The threat of the underground Left overthrowing the established government began when his father was president, can now be considered officially ended, President Ferdinand Marcos Jr said over the weekend.
In a video message over Facebook, the President said the military reported that there was no longer any active communist guerilla front. That the fight to end local terrorism can now be considered a success.
According to Marcos, “Now, we can report that there are no more active NPA (New People’s Army) guerilla fronts as of December 2023.”
He, however, added that his administration “will continue to fight for this.”
Presidential Communications Sec. Cheloy Garafil clarified that having neutralized all of the NPA’s guerilla fronts does not mean that there are no longer any communist rebels.
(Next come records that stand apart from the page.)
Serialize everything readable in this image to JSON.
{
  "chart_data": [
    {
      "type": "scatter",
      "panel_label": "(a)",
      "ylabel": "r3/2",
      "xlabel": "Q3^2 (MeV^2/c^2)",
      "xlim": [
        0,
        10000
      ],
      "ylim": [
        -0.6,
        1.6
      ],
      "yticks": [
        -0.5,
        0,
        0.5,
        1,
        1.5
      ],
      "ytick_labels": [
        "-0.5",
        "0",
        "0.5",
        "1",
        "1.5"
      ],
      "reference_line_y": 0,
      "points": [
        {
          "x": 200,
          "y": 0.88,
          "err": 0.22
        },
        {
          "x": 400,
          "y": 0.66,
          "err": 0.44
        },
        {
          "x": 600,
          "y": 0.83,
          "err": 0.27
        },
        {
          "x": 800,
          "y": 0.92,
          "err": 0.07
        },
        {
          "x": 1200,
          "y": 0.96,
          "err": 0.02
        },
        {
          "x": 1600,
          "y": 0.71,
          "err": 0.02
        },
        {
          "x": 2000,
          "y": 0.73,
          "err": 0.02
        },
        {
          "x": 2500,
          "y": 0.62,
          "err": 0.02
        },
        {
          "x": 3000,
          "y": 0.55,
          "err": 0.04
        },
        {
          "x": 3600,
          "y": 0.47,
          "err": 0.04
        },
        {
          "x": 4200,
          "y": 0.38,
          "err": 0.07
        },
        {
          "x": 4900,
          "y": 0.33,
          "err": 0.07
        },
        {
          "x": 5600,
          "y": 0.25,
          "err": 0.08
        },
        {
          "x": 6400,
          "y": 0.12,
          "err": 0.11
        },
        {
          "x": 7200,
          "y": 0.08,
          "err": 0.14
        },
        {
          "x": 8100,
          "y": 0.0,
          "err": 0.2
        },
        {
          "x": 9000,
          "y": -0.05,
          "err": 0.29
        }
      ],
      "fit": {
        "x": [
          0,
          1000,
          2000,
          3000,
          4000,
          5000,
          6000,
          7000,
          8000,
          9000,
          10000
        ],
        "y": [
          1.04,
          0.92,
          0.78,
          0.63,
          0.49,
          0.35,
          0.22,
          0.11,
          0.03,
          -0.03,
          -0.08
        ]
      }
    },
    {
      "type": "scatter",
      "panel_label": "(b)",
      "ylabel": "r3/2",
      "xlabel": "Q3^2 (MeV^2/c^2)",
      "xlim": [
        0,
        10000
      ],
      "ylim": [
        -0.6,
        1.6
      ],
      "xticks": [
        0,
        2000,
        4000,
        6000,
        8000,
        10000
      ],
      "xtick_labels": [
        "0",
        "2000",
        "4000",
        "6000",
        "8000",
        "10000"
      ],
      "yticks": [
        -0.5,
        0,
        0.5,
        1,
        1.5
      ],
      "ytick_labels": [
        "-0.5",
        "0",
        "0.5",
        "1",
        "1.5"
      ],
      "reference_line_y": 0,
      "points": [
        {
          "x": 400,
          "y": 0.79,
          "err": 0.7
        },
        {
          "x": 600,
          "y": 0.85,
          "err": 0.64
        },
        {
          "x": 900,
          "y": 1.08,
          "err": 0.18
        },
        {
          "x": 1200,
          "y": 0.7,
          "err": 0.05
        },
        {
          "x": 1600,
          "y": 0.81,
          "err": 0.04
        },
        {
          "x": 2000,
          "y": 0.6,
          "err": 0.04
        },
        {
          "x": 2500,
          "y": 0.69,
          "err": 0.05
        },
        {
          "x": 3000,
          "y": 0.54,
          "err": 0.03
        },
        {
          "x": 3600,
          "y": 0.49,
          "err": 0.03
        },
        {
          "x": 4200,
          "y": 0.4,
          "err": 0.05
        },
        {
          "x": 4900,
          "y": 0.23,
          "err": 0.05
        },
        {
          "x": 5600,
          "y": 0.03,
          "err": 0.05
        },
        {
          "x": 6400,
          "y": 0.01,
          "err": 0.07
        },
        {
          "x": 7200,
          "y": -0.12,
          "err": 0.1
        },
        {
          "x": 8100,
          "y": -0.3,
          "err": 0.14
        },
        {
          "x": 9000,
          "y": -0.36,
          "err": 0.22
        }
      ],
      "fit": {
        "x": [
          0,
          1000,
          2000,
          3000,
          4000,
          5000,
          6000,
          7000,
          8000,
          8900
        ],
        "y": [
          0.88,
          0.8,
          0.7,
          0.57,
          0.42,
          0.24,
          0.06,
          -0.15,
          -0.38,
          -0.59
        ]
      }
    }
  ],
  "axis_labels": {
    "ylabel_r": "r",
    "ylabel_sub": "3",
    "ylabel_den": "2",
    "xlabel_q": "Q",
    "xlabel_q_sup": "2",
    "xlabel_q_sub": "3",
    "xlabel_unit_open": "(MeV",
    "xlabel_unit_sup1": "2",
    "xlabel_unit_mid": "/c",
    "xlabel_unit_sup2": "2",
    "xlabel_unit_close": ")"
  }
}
There are still strongholds of the military arm of the Communist Party of the Philippines, according to Garafil.
Previously considered as the longest continuously active Maoist insurgency movement in the world, the Philippine communist movement lost ground when the national government was able to have them declared as terrorists, rather than rebels.
This caused them to lose legitimate financial support from communist parties in other parts of the world.
Prior to Marcos’s announcement, the Armed Forces of the Philippines earlier this month similarly reported that there were no longer any NPA fronts due to their intense and focused military operations.
The AFP said they were able to dismantle eight and weakened 14 communist guerilla groups in 2023.
Recently, National Security Council Assistant Director General Jonathan Malaya stated that the NPA was now at its weakest in its 55 years of existence. He said the number of armed combatants has gone down to less than 1,500.
Although the Marcos administration was claiming victory after victory in the field, it still offered to revive talks with the National Democratic Front of the Philippines, the umbrella organization which includes the Communist Party of the Philippines (CPP) as its political arm and the NPA as its armed wing.
The President said the decision to revive peace talks was a “bold” and “meaningful” step towards national reconciliation.
The CPP/NPA/NDF can be considered a continuation of the Hukbo ng Bayan Laban sa Hapon or Hukbalahap movement, a guerilla force that fought the Japanese invaders during World War ll.
Headed by peasant leader Luis Taruc, the Huks as they later became known, rejected the US support for the Philippine government that had been re-established after the war.
The movement gained enough strength that it had surrounded the capital city of Manila by the 1950s.
The government, however, had a hero in then Defense Sec. Ramon Magsaysay, who is credited with breaking the movement’s back. Magsaysay was later elected president but was killed in a plane crash before the end of his first term.
During the presidency of Ferdinand Marcos senior, the communist movement was reborn under the leadership of UP professor Jose Ma. Sison in tandem with Bernabe Buscayno (AKA Commander Dante), who formed the New People’s Army.
It is worth noting that Taruc famously said that “he who rides the tiger by the tail eventually gets devoured by it.”
Like Taruc, Buscayno also eventually rejected the underground movement, spending his post-revolutionary days organizing enterprises for the rural poor in Central Luzon.
Sison, however, continued to fight the government after going into exile in the Netherlands, where he passed away on December 19, 2022. The movement was also weakened by a schism that occurred in the late ‘80s to early ‘90s. A group in the Visayas severed its ties with the CPP but continued to operate as a separate rebel movement.